I read your blog not because I'm shocked that you box & I want to gawk at the chick on the hand-pedalled bike, but because I want to read your words. Sometimes they're misspelled & I can tell you've struggled to get them out there, sometimes they make me mad (at the world), sometimes they make me laugh... but your words make me think & feel something.

I'm generally a 'lurker' on most blogs I subscribe to, but I really feel like I need to comment on yours. I read it or look for entries every day & look forward to it. Although 'look forward to' seems like an odd way to put it, as this blog is raw. You've so eloquently put yourself out there that I feel a connection I don't get from any other blog I read.

:)

Wheelchair Dancer said...

going superficial here for a sec..... tell me about the rock climbing. how does that work?


this was a deeply moving post. been in some similar places, too.

wcd

Elizabeth McClung said...

Lene: Thanks for the story about the plane, a similar story appeared this year from a Japanese Airline....how times have changed. Actually, that line is all I have been thinking about for two weeks. Errr....obsess much, no not I!

Lisa: Thank you for reading Zed, I'm glad it pleased and I'm glad that this piece resonated. Sorry about the misspelling, I actually have dyslexia (seriously, no lie) but my brain compensates by simply showing me what I WANTED to write (thanks brain, big help!), so I can read and re-read a passage and only later notice missing words and misspellings.

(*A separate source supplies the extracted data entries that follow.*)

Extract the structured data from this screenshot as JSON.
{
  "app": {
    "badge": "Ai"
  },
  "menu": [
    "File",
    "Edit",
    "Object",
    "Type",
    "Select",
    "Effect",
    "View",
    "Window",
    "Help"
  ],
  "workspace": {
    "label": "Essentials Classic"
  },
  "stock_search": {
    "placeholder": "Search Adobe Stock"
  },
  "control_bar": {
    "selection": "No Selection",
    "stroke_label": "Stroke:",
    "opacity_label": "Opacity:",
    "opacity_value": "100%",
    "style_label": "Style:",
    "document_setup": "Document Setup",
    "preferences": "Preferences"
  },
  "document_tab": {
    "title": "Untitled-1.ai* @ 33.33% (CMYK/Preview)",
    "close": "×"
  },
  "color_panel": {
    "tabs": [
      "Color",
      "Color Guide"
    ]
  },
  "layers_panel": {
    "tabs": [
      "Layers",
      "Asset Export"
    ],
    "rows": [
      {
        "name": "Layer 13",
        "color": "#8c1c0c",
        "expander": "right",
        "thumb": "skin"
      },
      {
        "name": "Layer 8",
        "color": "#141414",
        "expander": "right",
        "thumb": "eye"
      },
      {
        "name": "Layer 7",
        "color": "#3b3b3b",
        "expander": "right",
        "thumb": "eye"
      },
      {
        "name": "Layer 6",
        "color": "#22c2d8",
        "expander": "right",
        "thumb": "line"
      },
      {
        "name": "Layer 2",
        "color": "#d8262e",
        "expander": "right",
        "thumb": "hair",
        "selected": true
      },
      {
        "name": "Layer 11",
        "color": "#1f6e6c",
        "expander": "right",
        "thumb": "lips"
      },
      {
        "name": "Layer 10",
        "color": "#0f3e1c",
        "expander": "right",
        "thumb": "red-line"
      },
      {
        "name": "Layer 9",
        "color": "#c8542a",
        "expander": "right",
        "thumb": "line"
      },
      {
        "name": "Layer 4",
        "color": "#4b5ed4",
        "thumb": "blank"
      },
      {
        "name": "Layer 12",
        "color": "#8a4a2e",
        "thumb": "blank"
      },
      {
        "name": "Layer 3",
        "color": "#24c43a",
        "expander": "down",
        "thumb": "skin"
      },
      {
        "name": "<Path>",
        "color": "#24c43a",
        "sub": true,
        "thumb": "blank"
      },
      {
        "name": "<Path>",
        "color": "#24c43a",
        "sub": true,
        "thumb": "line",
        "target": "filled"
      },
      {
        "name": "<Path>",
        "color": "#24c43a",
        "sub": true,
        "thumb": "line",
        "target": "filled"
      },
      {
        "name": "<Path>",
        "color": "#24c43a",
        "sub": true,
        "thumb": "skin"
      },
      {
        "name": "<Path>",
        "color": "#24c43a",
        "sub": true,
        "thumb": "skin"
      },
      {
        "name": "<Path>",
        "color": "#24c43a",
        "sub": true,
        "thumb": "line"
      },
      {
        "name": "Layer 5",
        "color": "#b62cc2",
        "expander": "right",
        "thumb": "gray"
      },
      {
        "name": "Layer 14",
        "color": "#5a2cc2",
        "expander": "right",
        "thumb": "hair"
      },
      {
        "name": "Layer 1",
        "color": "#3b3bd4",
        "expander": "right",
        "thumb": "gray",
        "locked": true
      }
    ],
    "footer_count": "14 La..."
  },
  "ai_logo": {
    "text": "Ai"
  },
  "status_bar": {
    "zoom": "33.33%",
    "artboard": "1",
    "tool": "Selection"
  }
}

I don't assume that all AB's are like that, especially those who read here. And I am glad I do, and I guess the problem is that the frustration and anger I need to express from my experiences seems like I am painting a whole section of population one viewpoint and maybe I am, because that is where I am, and maybe I will begin to see the balance soon and it will reflect in my writing as well.

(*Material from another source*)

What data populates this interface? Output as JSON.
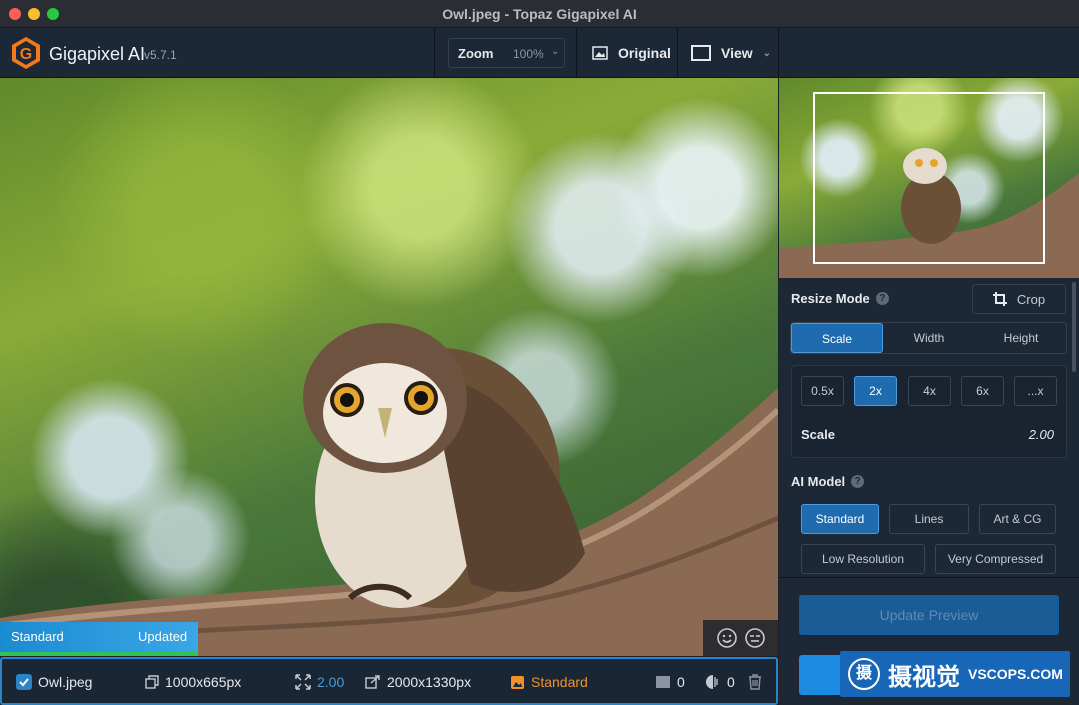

WCD: Actually it was our discussion on the dancing that helped me crystalize my feelings into this movie cycle - but thank you.

As for climbing, find an indoor rock climbing with either a "Rachet system" or a Tube and then have a guy on belay and use the easy wall and just fucking pull yourself up, I tend to turn around so I can get the pushing down power of manual wheeling too (I also ripped a muscle under my rib doing this). I have heard of places you start at the top and arm climb down, which sounds more interesting, as does the tube, where your feet rest on the inclined tube interior as you work up the handholds above you (if you understand - the tube is at a 35%-45% angle).

For actual rock climbing, I use weights on my feet, lots of weights and then just front caster up and zig zag up a slope, you need to lean forward too as the front low weight stops you flipping over backward, for coming down on shale, I recommend, a skiing like technique, let run a half second, hold upper tire rim and slide 3-4 feet, then let go and grab other rim, repeat until down or thrown from chair.

rachelcreative said...

This is a great post. I love reading your blog and that's not to say they aren't all great posts. I learnt a lot from this one. Thanks for sharing.